In fact, I unpacked grandma’s china on the same day we brought the official college presidential china in from storage. Setting for 24. Good grief. I had to turn the cabinets in my library into a butler’s pantry!

So back to the sentimental point. I don’t actually think it is the china, or the wedding invites, or the recent facebook friends I’ve made, that is causing my emotional sentimentality. I think it is connected to how incredibly fortunate I am feeling.

A week or so ago, I was at dinner and I said to a woman, “I am just really grateful that I can go to bed at night and know that what I am doing matters.” ( I do feel that way, incidentally, between being an ambassador for the college at this crucial time and writing my book. ) We say that sort of thing to each other all the time, SweetiePie and I do, because we are focused massively on making the college a place that changes student’s lives, and on helping our faculty become effective teachers who make that change happen. We think that matters a lot.

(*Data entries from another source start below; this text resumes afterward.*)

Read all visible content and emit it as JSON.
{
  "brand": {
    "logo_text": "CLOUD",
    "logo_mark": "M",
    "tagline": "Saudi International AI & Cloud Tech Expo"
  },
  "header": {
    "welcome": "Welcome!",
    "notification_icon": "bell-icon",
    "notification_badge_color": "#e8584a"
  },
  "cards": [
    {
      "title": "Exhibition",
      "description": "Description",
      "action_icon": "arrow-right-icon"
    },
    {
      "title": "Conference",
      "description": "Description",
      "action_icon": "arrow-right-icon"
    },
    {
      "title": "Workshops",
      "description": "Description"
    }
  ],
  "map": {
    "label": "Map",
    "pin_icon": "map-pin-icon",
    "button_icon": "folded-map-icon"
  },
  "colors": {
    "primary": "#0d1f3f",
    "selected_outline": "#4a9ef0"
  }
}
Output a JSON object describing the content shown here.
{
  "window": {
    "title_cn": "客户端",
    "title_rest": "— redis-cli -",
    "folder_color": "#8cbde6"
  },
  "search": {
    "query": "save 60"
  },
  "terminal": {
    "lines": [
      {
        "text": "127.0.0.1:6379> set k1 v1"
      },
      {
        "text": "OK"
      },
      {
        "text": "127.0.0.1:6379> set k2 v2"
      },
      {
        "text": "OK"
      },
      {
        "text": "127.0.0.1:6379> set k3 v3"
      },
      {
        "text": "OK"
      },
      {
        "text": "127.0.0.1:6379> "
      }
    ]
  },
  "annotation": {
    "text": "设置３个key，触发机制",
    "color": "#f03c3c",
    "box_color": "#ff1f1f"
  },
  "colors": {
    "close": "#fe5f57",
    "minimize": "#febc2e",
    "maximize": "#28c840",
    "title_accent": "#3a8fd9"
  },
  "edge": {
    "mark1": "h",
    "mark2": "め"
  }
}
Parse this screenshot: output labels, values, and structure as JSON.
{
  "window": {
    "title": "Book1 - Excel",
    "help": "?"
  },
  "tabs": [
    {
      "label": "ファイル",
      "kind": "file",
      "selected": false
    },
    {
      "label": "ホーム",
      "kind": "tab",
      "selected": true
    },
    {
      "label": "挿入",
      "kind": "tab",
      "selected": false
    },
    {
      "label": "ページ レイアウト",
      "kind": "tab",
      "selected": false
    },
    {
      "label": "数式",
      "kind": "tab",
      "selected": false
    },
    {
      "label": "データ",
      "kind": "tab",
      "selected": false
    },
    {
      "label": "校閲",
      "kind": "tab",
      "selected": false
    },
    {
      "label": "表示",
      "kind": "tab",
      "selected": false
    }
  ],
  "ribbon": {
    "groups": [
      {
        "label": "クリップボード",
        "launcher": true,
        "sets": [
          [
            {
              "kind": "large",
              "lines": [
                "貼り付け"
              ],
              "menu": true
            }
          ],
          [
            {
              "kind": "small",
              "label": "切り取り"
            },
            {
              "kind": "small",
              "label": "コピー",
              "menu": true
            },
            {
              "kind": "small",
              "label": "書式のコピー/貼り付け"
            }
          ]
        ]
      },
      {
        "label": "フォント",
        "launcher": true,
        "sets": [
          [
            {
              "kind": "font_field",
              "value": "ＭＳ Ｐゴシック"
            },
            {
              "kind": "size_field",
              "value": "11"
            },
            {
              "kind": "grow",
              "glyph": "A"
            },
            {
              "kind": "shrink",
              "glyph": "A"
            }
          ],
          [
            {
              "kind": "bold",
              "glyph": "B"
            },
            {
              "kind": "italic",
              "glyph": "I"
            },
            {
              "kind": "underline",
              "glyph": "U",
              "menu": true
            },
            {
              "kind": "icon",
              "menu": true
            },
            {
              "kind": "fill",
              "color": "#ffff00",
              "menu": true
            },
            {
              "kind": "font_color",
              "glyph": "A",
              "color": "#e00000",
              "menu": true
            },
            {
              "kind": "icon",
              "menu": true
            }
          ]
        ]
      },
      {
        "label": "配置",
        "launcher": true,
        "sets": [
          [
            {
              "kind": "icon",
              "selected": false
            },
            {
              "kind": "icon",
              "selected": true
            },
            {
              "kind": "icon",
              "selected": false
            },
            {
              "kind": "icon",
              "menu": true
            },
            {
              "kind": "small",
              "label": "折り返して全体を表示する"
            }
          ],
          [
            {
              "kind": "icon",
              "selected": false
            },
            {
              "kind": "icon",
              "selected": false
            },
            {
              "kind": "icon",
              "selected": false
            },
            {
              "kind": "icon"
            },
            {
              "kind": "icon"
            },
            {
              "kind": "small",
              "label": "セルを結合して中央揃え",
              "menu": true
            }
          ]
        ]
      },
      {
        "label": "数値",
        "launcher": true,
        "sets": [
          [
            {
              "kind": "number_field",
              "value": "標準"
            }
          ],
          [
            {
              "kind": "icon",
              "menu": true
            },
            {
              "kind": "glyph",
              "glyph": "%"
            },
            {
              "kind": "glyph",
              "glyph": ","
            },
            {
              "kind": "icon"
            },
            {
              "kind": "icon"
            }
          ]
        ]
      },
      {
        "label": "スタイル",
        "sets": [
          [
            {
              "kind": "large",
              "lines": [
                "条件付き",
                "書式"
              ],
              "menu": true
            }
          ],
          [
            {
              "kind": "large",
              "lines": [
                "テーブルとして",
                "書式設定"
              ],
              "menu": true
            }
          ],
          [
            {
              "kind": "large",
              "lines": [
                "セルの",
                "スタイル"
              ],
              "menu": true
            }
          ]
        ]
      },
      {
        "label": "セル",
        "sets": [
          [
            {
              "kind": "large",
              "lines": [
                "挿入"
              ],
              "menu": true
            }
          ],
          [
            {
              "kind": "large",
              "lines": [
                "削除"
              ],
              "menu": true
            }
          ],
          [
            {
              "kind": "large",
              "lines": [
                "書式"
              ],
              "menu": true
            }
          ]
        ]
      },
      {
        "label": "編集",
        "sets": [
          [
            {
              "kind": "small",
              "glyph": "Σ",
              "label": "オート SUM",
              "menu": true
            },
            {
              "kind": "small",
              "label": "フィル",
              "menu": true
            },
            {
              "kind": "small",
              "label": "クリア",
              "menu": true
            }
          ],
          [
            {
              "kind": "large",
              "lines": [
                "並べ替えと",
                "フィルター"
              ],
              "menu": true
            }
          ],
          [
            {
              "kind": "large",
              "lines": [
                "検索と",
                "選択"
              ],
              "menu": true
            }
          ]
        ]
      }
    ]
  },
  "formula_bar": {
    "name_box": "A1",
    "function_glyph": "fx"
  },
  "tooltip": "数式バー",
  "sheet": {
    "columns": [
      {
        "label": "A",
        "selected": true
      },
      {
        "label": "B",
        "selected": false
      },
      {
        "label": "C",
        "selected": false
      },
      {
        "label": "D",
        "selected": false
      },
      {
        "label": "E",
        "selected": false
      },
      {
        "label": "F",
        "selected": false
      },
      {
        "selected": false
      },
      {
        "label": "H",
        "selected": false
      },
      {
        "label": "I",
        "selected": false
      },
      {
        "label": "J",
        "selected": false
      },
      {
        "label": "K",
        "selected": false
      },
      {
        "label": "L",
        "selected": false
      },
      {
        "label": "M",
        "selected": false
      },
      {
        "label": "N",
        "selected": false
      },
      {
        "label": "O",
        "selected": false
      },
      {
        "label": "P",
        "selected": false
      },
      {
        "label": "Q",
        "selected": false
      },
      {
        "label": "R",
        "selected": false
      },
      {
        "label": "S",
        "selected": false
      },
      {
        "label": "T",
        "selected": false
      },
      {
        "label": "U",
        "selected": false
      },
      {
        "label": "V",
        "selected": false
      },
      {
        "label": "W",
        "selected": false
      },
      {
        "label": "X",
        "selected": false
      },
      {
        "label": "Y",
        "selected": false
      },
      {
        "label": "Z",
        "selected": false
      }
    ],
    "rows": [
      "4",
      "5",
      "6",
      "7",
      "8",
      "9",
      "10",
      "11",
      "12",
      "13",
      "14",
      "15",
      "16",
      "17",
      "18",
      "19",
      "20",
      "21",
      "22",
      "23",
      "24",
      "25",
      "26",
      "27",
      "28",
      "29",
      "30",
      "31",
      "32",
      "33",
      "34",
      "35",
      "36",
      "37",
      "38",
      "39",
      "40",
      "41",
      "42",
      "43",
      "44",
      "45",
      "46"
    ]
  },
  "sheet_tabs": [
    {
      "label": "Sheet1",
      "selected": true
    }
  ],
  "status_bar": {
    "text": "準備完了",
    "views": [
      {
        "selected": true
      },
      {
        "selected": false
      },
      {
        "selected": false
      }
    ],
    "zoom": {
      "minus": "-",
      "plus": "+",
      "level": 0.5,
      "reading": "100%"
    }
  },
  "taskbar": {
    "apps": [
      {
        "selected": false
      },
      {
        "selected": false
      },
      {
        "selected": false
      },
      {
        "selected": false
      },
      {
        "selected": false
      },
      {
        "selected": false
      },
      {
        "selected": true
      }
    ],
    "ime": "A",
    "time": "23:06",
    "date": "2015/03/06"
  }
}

Bu the look the woman gave me in response… It was a combination of total lack of comprehension and a little envy. Her look of incomprehension startled me into this sentimental state of gratitude; she was a successful, prominent and wealthy woman. But she did not really seem to understand doing work that matters.

I realized at that moment that I am really lucky for so many reasons, from my work at the college and in the community, to the gorgeous geography where we live, to being in an epic love affair with my own husband whom I respect and admire.

Given the roller coaster ride life has provided for me so far, I do not take these things for granted, dear readers. I promise.